Question

A 1.0 kg bar of copper is heated at an atmospheric pressure $P=1.01\times {{10}^{5}}N/{{m}^{2}}$. If its temperature increases from $20{}^\circ C\,to\,{{50}^{\circ }}C$, the change in the initial energy is $2322p$ (in J). What is the initial value of p? $\alpha =7.0\times {{10}^{-6}}/{}^\circ C$, $\rho =8.92\times {{10}^{3}}kg/{{m}^{3}}$, $c=387J/kg{}^\circ C$

Answer 1

Hint:To find the change in internal energy of the copper we use the first law of thermodynamics. To find the value of heat absorbed by the copper we use the law of calorimeters.

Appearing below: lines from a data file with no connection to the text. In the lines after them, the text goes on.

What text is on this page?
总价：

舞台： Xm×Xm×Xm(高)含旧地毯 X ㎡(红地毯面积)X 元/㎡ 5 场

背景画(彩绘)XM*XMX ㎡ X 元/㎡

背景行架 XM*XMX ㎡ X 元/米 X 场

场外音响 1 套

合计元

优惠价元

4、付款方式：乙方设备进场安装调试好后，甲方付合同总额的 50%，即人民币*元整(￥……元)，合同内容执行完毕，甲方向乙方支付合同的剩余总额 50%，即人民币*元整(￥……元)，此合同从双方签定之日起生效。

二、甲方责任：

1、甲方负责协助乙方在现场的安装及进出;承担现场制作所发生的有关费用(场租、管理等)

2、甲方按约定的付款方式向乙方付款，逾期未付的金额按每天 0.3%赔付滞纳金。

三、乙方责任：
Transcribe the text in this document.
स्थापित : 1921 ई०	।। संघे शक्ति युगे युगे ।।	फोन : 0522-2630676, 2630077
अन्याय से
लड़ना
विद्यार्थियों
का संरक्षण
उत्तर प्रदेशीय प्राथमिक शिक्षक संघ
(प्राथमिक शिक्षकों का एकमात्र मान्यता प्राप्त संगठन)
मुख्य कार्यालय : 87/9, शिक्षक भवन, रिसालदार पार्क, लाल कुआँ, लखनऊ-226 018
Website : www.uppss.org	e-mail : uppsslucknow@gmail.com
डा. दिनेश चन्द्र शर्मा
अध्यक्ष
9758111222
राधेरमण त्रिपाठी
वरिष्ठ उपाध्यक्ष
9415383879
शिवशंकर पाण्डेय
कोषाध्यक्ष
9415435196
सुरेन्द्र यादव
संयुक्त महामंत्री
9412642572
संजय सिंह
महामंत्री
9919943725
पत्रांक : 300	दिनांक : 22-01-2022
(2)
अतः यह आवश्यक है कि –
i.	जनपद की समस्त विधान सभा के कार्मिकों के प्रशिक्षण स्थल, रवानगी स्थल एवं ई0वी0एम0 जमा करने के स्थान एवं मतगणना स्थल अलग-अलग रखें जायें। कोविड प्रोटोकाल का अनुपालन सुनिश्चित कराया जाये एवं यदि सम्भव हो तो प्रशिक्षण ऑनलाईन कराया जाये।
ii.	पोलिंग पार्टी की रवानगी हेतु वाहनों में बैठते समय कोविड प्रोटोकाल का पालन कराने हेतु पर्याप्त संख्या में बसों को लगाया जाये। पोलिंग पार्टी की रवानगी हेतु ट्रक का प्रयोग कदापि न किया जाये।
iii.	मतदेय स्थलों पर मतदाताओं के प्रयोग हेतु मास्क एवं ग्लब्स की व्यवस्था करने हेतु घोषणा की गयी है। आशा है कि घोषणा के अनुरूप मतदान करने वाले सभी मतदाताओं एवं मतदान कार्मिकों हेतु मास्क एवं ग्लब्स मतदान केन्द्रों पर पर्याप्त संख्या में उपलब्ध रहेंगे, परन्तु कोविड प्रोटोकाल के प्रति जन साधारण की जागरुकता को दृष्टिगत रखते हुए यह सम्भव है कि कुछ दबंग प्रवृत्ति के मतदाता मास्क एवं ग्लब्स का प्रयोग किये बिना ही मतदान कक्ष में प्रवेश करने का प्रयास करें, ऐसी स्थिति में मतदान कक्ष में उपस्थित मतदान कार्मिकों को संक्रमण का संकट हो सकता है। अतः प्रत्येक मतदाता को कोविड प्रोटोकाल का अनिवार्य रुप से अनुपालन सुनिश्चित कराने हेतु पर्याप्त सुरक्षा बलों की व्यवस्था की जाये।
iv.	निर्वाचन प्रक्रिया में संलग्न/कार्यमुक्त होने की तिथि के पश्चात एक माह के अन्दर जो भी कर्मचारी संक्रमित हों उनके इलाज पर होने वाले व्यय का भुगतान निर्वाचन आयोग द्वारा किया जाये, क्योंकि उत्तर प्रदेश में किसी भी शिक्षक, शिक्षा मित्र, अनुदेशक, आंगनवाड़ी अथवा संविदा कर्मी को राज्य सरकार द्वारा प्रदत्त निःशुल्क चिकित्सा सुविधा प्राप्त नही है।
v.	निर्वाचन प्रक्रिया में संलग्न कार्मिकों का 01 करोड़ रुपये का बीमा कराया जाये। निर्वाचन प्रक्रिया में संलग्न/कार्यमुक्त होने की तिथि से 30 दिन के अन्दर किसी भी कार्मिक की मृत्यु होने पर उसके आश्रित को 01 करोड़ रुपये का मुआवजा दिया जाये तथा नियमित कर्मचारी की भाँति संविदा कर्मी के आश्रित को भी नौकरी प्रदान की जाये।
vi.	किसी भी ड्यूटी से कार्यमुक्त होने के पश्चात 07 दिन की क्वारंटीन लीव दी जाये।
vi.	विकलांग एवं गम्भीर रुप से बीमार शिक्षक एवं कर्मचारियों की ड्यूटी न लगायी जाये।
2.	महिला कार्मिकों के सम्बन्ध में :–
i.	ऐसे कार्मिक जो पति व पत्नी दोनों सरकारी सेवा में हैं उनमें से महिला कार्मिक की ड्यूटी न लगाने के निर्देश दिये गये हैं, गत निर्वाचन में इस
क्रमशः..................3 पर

Complete step-by-step solution:
Given that
Mass of the copper bar 1.0 kg
Atmospheric pressure, $P=1.01\times {{10}^{5}}N/{{m}^{2}}$
Initial temperature, ${{T}_{i}}=20{}^\circ C$
Final temperature, ${{T}_{f}}=50{}^\circ C$
Thermal coefficient of the linear expansion, $\alpha =7.0\times {{10}^{-6}}/{}^\circ C$
Density of copper, $\rho =8.92\times {{10}^{3}}kg/{{m}^{3}}$
Specific heat capacity of copper bar, $c=387J/kg{}^\circ C$
Using first law of thermodynamics,
$\Delta Q=\Delta U+W$
Where,
$\Delta Q=$Heat absorbed/lost
$\Delta U=$Change in internal energy
$W=$Work done
As we know that$\Delta Q=mc\Delta T$
Here, $\Delta T$is the change in temperature$={{T}_{f}}-{{T}_{i}}=\left( 50-20 \right){}^\circ C=30{}^\circ C$
Hence,
\[\Delta Q=1\left( 387 \right)\left( 30 \right)J=11610J\]
$W=\int{PdV}$
$dV$ is the change in volume$={{V}_{o}}\left( 3\alpha \right)\Delta T$
Hence,
$\begin{align}
  & W=P\left( \dfrac{m}{\rho } \right)\left( 3\alpha \right)\Delta T \\
 & =\left( 1.01\times {{10}^{5}} \right)\left( \dfrac{1}{8.92\times {{10}^{3}}} \right)\left( 3\times 7\times {{10}^{-6}} \right)\left( 30 \right)J \\
 & =0.0071J
\end{align}$
Putting the values $\Delta Q=11610J\text{ and }W=0.0071J$in first law of thermodynamics, we get
$\begin{align}
  & 11610J=\Delta U+0.0071J \\
 & \Delta U=11610J-0.0071J \\
 & =11609.99J
\end{align}$
It is given that the change in internal energy is $2322p$
Comparing the given value of change in internal energy with the given value, we get
$\begin{align}
  & 2322p=11609.99 \\
 & p=\dfrac{11609.99}{2322} \\
 & p=4.999 \\
 & p\approx 5
\end{align}$

Hence, the value of p is 5.

Note:We assume this process as an isobaric process where pressure is constant and equal to the atmospheric pressure.
We assume that there is no heat loss to the surrounding of the copper.